U2 - War-Boy album flac
Performer: U2Title: War-Boy
Style: New Wave, Alternative Rock
MP3 album: 1140 mb
FLAC album: 1878 mb
Rating: 4.6
Other formats: MOD MIDI TTA AAC WAV VOC ASF
Genre: Rock
War is the third studio album by Irish rock band U2. It was produced by Steve Lillywhite, and was released on 28 February 1983 on Island Records. The album is regarded as U2's first overtly political album, in part because of songs like "Sunday Bloody Sunday" and "New Year's Day", as well as the title, which stems from the band's perception of the world at the time; lead vocalist Bono stated that "war seemed to be the motif for 1982.
Boy is the debut album by Irish rock band U2. It was released on 20 October 1980 by Island Records and was produced by Steve Lillywhite. Boy contains many songs from the band's 40-song catalogue at the time, including two tracks that were re-recorded from their original versions on their debut release, the EP Three.
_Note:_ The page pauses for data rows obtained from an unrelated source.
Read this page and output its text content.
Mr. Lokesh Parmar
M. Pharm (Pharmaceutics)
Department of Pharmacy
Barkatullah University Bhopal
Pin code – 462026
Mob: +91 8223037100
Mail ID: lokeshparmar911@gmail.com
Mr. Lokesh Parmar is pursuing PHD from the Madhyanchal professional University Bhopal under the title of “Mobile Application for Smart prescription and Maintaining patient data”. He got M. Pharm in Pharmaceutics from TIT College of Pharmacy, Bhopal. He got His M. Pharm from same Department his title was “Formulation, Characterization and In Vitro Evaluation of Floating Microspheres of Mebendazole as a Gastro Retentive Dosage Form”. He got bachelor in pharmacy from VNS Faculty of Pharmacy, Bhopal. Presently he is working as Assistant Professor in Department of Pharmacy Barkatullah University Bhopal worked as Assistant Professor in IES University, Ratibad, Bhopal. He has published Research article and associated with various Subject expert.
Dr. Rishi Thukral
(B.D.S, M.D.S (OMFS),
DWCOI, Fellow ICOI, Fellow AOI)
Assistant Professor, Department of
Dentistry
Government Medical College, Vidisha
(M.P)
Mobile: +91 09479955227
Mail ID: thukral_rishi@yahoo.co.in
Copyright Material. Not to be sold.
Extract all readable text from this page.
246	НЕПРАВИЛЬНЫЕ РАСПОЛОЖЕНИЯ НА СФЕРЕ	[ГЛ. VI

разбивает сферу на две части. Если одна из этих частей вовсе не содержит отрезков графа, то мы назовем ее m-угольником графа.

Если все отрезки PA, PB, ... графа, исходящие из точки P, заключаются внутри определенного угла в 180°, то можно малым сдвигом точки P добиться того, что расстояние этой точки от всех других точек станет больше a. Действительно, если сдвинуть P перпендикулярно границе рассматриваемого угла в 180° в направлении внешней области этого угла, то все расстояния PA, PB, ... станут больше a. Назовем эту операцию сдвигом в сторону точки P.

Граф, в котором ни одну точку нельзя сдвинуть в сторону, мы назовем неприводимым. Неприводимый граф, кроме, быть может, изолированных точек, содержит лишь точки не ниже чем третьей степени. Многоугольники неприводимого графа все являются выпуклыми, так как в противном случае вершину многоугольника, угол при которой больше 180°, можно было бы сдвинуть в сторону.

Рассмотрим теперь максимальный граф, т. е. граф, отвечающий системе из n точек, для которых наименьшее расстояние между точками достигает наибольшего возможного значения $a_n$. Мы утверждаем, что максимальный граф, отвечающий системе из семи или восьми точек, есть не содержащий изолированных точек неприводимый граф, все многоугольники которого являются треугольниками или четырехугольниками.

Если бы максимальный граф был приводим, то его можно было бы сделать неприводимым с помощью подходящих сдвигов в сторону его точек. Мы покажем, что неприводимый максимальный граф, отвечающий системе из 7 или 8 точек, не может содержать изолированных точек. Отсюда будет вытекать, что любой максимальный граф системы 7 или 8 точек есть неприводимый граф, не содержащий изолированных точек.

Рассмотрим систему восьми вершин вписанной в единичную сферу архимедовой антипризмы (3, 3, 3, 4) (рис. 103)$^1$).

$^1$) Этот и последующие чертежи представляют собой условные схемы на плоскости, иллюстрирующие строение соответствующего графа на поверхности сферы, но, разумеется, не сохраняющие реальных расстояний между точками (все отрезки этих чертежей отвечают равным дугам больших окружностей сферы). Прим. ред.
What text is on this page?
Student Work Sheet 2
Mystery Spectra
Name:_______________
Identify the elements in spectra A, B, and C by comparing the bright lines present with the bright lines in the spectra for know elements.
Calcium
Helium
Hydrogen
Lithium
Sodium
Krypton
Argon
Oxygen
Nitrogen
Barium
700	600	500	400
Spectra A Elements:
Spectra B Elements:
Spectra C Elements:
Boy was recorded from July to September 1980 at Dublin's Windmill Lane Studios, which became U2's chosen recording location during the 1980s.
The first EP, included with Boy, isn't great, in part because the dry percussion is ill-suited to the band's (and particularly the Edge's) textural style; their debut album is another story. Produced by Steve Lillywhite, it opens with "I Will Follow", a surging colossus of a song that still ranks among the best tracks in the band's catalog. Bono's powerful vocals- he got his nickname from a shorter form of Bono Vox (Good Voice)- bring immediacy and energy to the album. October wasn't an affirming hit and, by its own admission, the band felt pressure to deliver on its third album, believing Island could cut them loose if it bore similar results. It doesn't take long to hear that the band was aiming for something different on War, which opens with a sharply staccato snare drum that sets up a startlingly martial beat.
War also reached No. 23 on the Top Pop Catalog album chart and became U2's first Gold album in the US, eventually being certified multi-platinum by the RIAA with 4 million units sold. It also earned a Gold record in Switzerland and Silver record in the UK. In the Hot Press Reader's Poll, it was voted No. 1 best album and best LP sleeve. UK magazine New Musical Express voted both the album and sleeve as No. 3 in its annual poll. And in the New Zealand Rip It Up Poll, War was voted the No. 1 album. Release Date: 28 февраля, 1983.
The songs may occasionally show some weakness - the driving "I Will Follow," the dark "An Cat Dubh," and the shimmering "The Ocean" stand out among the sonic textures - yet the band's musical and lyrical vision keep Boy compelling until the finish.
Boy is a U2 album without the ego-without any preaching or presumptions of saving the world. Bono, barely out of his teens, sounds raw and urgent. If The Joshua Tree is the album that defined U2's legacy, then Achtung Baby is the album that tore it all down, doused it in lighter fluid and siphoned a darker, heavier energy from its flaming wreckage. Fed up with soaring, earnest bombast, U2 sequestered itself in Berlin at the tail end of the Cold War, dug deep into dance music and distortion, nearly fought itself into breaking up and emerged in 1991 with a heady masterpiece that sounds fresh decades later
In 1982, back before world leaders were being brow-beaten by Bono, U2 were teaming up once again with Steve Lillywhite (who’d produced their debut, Boy, and October) for a crack at their third album.